IRAN – The deal is over. Avec la sortie des États-Unis de l’accord sur le nucléaire iranien et le retour des sanctions contre TéhéranDonald Trump entend isoler la République islamique. Mais sa décision va également affecter les entreprises étrangères qui avaient recommencé à commercer avec Téhéran après la signature de l’accord en 2015. L’accord signé cette année-là visait à faciliter les échanges commerciaux avec l’Iran en échange de son engagement à limiter ses activités nucléaires.

Mais trois ans plus tard, le président américain a choisi l’option la plus radicale pour dissuader les entreprises de poursuivre leurs relations commerciales avec Téhéran: toutes les compagnies, y compris étrangères, ont 3 à 6 mois pour « sortir » d’Iran. Quant aux groupes actuellement en négociation pour de futurs contrats, ils doivent y renoncer « immédiatement ».

Selon le Trésor américain, le délai va de 90 à 180 jours. Les entreprises allemandes devraient cesser leurs activités en Iran « immédiatement », a par exemple demandé l’ambassadeur américain en Allemagne.

Ceux qui ne respecteront pas les conditions posées par l’homme fort de Washington s’exposeront à des sanctions, et en particulier des mesures punitives leur barrant l’accès au marché américain.

Une position « pas acceptable » pour le ministre français de l’Economie Bruno Le Maire qui a déploré mercredi matin la position de « gendarme économique de la planète » de Donald Trump. « En deux ans, la France avait multiplié par trois son excédent commercial avec l’Iran », a-t-il dit lors d’un entretien à France Culture, jugeant que la décision américaine aurait des « conséquences » pour plusieurs fleurons français, à commencer par les grands groupes comme Total, Sanofi, Renault, Peugeot ou Airbus. 

Plusieurs grands groupes français touchés

Après 2015, Washington n’avait officiellement jamais mis fin à l’embargo interdisant aux Américains et à toute entité utilisant son système financier d’effectuer des investissements en Iran. Plusieurs firmes américaines et internationales avaient toutefois reçu en 2015 le feu vert du Trésor américain pour commercer avec l’Iran. Un sésame indispensable pour s’y installer, délivré par le rigoureux « Office of Foreign Assets Control » chargé de l’application des sanctions économiques américaines.

« L’OFAC fait la pluie et le beau temps. Beaucoup d’entreprises européennes, qui font une partie de leur chiffre d’affaires aux Etats-Unis, doivent aussi demander l’autorisation à l’OFAC pour commercer avec l’Iran », explique le spécialiste du pays Thierry Coville au Monde. Une situation qui avait de fait refroidi de nombreuses banques et incité plusieurs entreprises à la prudence, sans toutefois, couper totalement le robinet des investissements étrangers en Iran.
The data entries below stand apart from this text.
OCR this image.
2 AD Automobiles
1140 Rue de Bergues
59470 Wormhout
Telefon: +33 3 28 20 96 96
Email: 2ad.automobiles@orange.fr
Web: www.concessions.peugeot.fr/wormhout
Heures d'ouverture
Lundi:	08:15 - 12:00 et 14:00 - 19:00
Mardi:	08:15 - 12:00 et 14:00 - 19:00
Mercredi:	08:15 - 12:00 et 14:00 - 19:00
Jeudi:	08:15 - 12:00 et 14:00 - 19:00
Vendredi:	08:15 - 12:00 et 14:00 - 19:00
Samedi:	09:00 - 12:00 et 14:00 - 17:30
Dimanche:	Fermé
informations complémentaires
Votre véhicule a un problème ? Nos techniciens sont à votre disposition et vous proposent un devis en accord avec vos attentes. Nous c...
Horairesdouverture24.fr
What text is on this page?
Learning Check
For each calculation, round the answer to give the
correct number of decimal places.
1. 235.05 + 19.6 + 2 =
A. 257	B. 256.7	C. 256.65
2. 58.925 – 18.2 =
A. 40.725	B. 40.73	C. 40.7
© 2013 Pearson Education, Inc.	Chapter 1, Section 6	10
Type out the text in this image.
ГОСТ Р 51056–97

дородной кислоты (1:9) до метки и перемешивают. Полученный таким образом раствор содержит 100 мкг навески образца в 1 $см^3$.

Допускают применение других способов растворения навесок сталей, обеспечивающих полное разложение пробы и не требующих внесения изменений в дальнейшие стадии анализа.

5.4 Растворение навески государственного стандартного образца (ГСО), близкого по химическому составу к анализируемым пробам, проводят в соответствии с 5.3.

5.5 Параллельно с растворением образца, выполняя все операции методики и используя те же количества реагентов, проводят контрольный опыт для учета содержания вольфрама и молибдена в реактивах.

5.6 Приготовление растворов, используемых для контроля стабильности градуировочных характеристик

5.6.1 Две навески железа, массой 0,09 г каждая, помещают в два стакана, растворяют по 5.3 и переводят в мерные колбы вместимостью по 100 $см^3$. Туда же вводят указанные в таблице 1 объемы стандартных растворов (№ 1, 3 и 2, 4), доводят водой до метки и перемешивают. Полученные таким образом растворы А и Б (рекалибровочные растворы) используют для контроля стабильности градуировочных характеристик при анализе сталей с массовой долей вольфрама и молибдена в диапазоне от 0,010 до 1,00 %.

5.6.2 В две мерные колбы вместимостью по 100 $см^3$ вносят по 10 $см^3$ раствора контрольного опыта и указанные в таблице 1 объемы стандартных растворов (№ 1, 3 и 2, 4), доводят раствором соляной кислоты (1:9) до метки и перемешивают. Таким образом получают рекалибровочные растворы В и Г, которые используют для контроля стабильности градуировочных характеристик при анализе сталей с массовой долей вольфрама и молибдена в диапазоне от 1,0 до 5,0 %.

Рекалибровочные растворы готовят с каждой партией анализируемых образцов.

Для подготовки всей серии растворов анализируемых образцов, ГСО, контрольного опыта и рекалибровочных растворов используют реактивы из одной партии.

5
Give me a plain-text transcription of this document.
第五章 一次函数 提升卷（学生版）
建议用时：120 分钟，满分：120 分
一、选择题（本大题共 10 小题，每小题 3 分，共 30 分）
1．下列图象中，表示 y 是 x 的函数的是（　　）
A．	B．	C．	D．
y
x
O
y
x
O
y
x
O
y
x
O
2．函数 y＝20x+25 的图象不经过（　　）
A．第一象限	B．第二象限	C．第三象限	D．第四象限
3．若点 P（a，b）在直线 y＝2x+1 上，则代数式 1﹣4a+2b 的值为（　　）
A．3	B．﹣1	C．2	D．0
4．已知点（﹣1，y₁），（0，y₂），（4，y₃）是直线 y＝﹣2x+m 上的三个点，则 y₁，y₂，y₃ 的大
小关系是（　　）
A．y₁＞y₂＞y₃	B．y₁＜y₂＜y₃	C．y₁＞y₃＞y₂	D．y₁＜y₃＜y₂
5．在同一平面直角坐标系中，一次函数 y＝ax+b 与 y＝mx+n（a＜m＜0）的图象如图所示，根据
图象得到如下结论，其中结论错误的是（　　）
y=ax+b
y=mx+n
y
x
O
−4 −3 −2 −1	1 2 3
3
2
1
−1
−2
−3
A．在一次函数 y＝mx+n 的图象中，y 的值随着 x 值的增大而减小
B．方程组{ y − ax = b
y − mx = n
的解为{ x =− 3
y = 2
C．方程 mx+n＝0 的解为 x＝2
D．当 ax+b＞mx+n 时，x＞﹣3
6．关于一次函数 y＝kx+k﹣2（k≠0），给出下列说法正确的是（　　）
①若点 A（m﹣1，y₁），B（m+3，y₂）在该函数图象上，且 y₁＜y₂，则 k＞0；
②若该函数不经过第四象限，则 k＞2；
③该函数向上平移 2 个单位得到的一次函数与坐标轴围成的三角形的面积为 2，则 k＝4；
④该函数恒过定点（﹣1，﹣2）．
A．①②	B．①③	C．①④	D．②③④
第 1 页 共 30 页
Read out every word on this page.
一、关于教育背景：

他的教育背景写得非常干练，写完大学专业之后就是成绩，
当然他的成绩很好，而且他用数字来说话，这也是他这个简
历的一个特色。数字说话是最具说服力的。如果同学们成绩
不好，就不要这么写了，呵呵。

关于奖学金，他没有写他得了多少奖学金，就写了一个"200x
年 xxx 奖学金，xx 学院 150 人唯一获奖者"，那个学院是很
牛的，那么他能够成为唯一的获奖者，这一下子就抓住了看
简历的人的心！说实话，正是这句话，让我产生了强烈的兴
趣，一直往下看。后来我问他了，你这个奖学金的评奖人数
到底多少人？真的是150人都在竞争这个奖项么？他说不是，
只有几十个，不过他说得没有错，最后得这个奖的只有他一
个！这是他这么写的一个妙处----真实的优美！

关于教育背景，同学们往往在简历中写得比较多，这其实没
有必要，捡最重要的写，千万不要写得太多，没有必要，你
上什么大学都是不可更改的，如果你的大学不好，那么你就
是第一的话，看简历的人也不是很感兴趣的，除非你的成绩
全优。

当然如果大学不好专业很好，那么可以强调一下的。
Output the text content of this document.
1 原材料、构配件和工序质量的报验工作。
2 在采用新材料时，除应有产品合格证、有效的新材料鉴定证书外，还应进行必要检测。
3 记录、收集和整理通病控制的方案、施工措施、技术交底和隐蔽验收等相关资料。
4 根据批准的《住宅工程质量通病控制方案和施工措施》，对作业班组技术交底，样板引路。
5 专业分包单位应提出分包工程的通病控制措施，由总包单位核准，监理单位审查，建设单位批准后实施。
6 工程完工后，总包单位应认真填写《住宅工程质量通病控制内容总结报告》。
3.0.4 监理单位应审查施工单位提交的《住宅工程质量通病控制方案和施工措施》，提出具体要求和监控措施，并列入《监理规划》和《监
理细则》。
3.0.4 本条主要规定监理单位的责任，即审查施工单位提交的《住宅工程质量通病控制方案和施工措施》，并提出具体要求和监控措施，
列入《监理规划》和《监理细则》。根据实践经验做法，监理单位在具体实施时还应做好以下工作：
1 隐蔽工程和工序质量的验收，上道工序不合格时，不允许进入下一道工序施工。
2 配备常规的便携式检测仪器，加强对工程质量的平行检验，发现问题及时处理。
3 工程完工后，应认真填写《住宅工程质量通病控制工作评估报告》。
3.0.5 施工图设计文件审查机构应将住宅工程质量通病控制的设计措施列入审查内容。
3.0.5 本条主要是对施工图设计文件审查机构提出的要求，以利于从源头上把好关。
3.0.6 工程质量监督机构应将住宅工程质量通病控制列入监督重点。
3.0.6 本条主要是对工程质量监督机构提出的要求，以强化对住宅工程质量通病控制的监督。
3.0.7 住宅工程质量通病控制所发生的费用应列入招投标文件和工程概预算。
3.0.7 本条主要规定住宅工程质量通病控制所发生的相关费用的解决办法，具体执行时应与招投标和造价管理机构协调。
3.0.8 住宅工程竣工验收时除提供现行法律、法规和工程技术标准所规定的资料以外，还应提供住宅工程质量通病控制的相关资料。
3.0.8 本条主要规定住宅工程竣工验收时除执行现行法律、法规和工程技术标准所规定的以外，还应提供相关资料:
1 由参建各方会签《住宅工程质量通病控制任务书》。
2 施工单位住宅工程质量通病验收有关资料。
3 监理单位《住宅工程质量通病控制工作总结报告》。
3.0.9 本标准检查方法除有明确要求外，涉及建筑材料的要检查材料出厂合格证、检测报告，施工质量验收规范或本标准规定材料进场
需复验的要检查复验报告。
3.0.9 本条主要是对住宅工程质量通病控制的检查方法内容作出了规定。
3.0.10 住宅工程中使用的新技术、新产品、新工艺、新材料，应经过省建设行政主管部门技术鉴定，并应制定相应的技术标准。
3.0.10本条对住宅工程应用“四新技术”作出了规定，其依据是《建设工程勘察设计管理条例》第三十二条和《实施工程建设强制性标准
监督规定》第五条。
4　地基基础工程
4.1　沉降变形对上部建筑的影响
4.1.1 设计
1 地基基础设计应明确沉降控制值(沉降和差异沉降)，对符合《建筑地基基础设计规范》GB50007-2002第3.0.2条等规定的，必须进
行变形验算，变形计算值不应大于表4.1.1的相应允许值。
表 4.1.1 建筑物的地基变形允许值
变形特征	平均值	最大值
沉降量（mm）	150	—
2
Ainsi, Airbus s’est vu commander une centaine d’avions par des compagnies iraniennes depuis 2015, pour près de 10 milliards de dollars. Mais l’avionneur européen a des usines aux Etats-Unis, et un nombre important de pièces installées dans ses appareils sont fabriquées sur le sol américain, ce qui le soumet automatiquement aux sanctions américaines.

Total figure aussi au rayon des grandes firmes françaises menacées. Le pétrolier a signé en juillet 2017 un accord portant sur un investissement de 5 milliards de dollars pour exploiter le gisement offshore de gaz naturel de South Pars. Le groupe tricolore, très présent sur le marché américain, avait toutefois prévenu que le maintien de l’accord dépendrait de la position de Washington sur le nucléaire iranien.

« Si Total, en dehors de la mise en oeuvre de sanctions du Conseil de sécurité [de l’ONU, ndlr], annonce qu’il a l’intention de renoncer au contrat, aucun capital ne sera rendu à cette entreprise et aucune somme ne sera transférée à l’entreprise », avait mis en garde le ministre iranien du Pétrole.

Le français Renault, qui a vendu plus de 160.000 voitures en Iran l’an dernier, pourrait aussi être touché en raison de la présence aux États-Unis de Nissan. Le groupe, même s’il n’a jamais vraiment quitté l’Iran après les sanctions imposées au pays dans les années 90, rappelle Challenges, pourrait avoir à choisir entre l’Iran et le deuxième marché automobile mondial.

Autre groupe français, son concurrent PSA est déjà particulièrement bien implanté en Iran où il a une part de marché de 30% et où il produit plusieurs modèles, dont certains en co-entreprise avec des partenaires iraniens. Absent des États-Unis depuis 1991, PSA a toutefois indiqué en janvier songer à lancer un service d’autopartage dans une ou deux villes américaines. Un projet auquel il pourrait devoir renoncer.

Même chose pour l’hôtelier français Accor, qui a ouvert un hôtel en Iran en 2015, et qui devra sans doute, comme les autres firmes françaises, choisir entre ses intérêts iraniens et ses intérêts américains.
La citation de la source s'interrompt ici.